Cemil ERTEM
Amerikan Merkez Bankası (Fed) Başkanı’nın konuşması her zaman olay olmuştur. Bırakın konuşma metinlerinin tartışılmasını, Fed’in başında 1987’den 2006’ya kadar bulunan Alan Greenspan’in toplantıya giderken çantasının şişkinliği bile yorum konusuydu. Şişkin bir çanta, Başkan’ın önündeki sorunların çok olduğunu pekala anlatabilir ve bunu böyle okuyup buradan kaynaklı küresel bir sallantı yaratmak isteyenlerin işine gelebilirdi.
Şimdi iki gündür Bernanke’nin Kongre konuşmasında bir soruya verdiği cevapta söylediği, ‘istediğimiz verileri almaya başlarsak tahvil alımlarının sonuna geliriz’ cümlesi tartışılıyor. Fed’in genişleme politikalarının sonuna gelmesini, ABD’den başlayarak faizlerin yeniden tırmanmaya başlamasını isteyenler, tabii ki Fed Başkanı’nın konuşma metninde ısrarla söylediği, ‘işsizliği hedeflediğimiz seviyeye getirene ve resesyon tehlikesini ortadan kaldırana değin, mevcut politikanın süreceğine’ dair vurgularını görmezden geliyorlar.
Tıpkı Greenspan’in dolu çantasının işlerin kötü gittiği şeklinde yorumlanması gibi. Üstelik Bernanke aynı konuşmada, Japonya’nın genişleme politikalarını anlamlı bulduklarını da söyledi.
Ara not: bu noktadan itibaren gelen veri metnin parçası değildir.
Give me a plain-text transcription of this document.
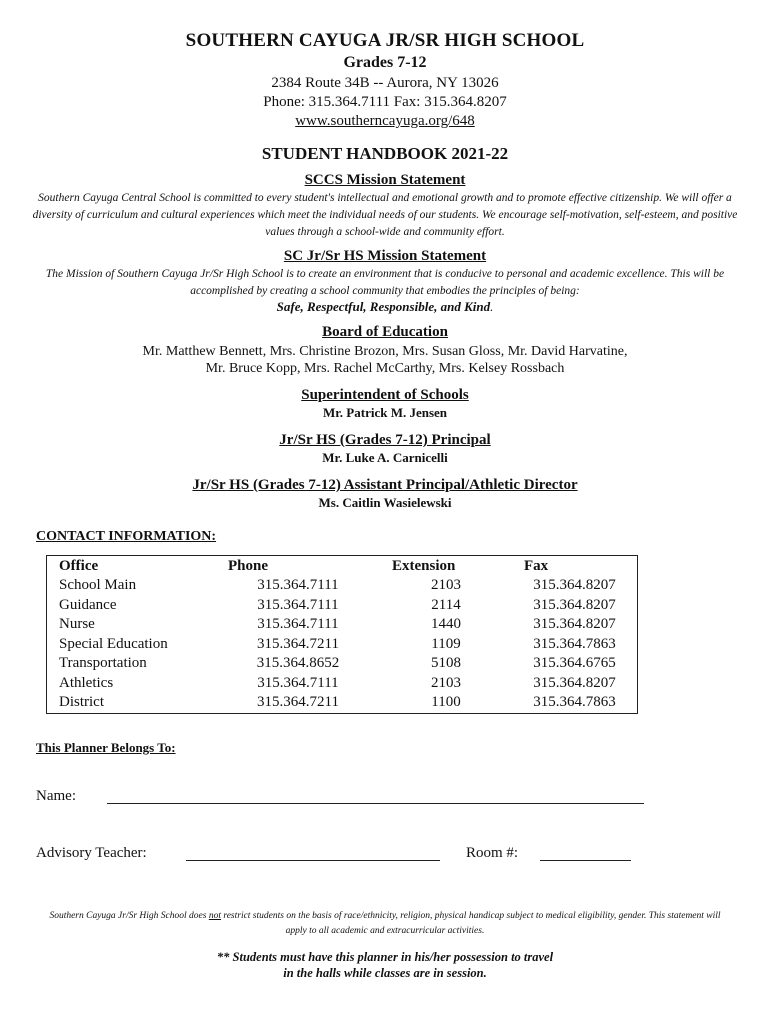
SOUTHERN CAYUGA JR/SR HIGH SCHOOL
Grades 7-12
2384 Route 34B -- Aurora, NY 13026
Phone: 315.364.7111 Fax: 315.364.8207
www.southerncayuga.org/648
STUDENT HANDBOOK 2021-22
SCCS Mission Statement
Southern Cayuga Central School is committed to every student's intellectual and emotional growth and to promote effective citizenship. We will offer a diversity of curriculum and cultural experiences which meet the individual needs of our students. We encourage self-motivation, self-esteem, and positive values through a school-wide and community effort.
SC Jr/Sr HS Mission Statement
The Mission of Southern Cayuga Jr/Sr High School is to create an environment that is conducive to personal and academic excellence. This will be accomplished by creating a school community that embodies the principles of being:
Safe, Respectful, Responsible, and Kind.
Board of Education
Mr. Matthew Bennett, Mrs. Christine Brozon, Mrs. Susan Gloss, Mr. David Harvatine,
Mr. Bruce Kopp, Mrs. Rachel McCarthy, Mrs. Kelsey Rossbach
Superintendent of Schools
Mr. Patrick M. Jensen
Jr/Sr HS (Grades 7-12) Principal
Mr. Luke A. Carnicelli
Jr/Sr HS (Grades 7-12) Assistant Principal/Athletic Director
Ms. Caitlin Wasielewski
CONTACT INFORMATION:
Office	Phone	Extension	Fax
School Main	315.364.7111	2103	315.364.8207
Guidance	315.364.7111	2114	315.364.8207
Nurse	315.364.7111	1440	315.364.8207
Special Education	315.364.7211	1109	315.364.7863
Transportation	315.364.8652	5108	315.364.6765
Athletics	315.364.7111	2103	315.364.8207
District	315.364.7211	1100	315.364.7863
This Planner Belongs To:
Name:
Advisory Teacher:	Room #:
Southern Cayuga Jr/Sr High School does not restrict students on the basis of race/ethnicity, religion, physical handicap subject to medical eligibility, gender. This statement will apply to all academic and extracurricular activities.
** Students must have this planner in his/her possession to travel
in the halls while classes are in session.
Japonya’nın, parasının değerini düşürerek, durgunlukla mücadele etmesi, ABD’nin pek ses çıkarmadan izleyeceği bir durum değil.
Eskiyle yeni olanın mücadelesi
Peki neden Bernanke bunu eleştirmedi, hatta ‘utangaç’ bir destek bile verdi. Çünkü başta çekirdek Fed olmak üzere, şu an krizden çıkış stratejisini ve ondan sonrasının yol haritasını çizen hakim küresel sermaye, bir dönemi bitiriyor. Biten kısaca şudur: Sistemin yalnız faiz kısır döngüsüne dayalı ayakta kalması ve buna bağlı olarak da, faize dayalı finansal getirilerin, reel alanlardaki kâr ortalamalarından yüksek olması. Şimdi burada tekellerin kârlılıkları böyle değil, yüksek diyeceksiniz; doğru, zaten hem ulus-devletlere dayanan silah, petro-kimya, petrol, demir-çelik tekellerinin hem de sigaradan gıdaya ve içkiye kadar birçok küresel tekelin kârlılıklarını yukarı çeken iki temel olgu var; birincisi bunların faize dayalı kirli finans yapılarıyla iç içe geçmiş olması, ikincisi de bu tekelci yapıların, tekel rantını, teknoloji rantını ve devletlerin tanıdığı avantajları kullanıp kârlarını katlamaları. İşte şimdiki kriz bu yapıların krizidir.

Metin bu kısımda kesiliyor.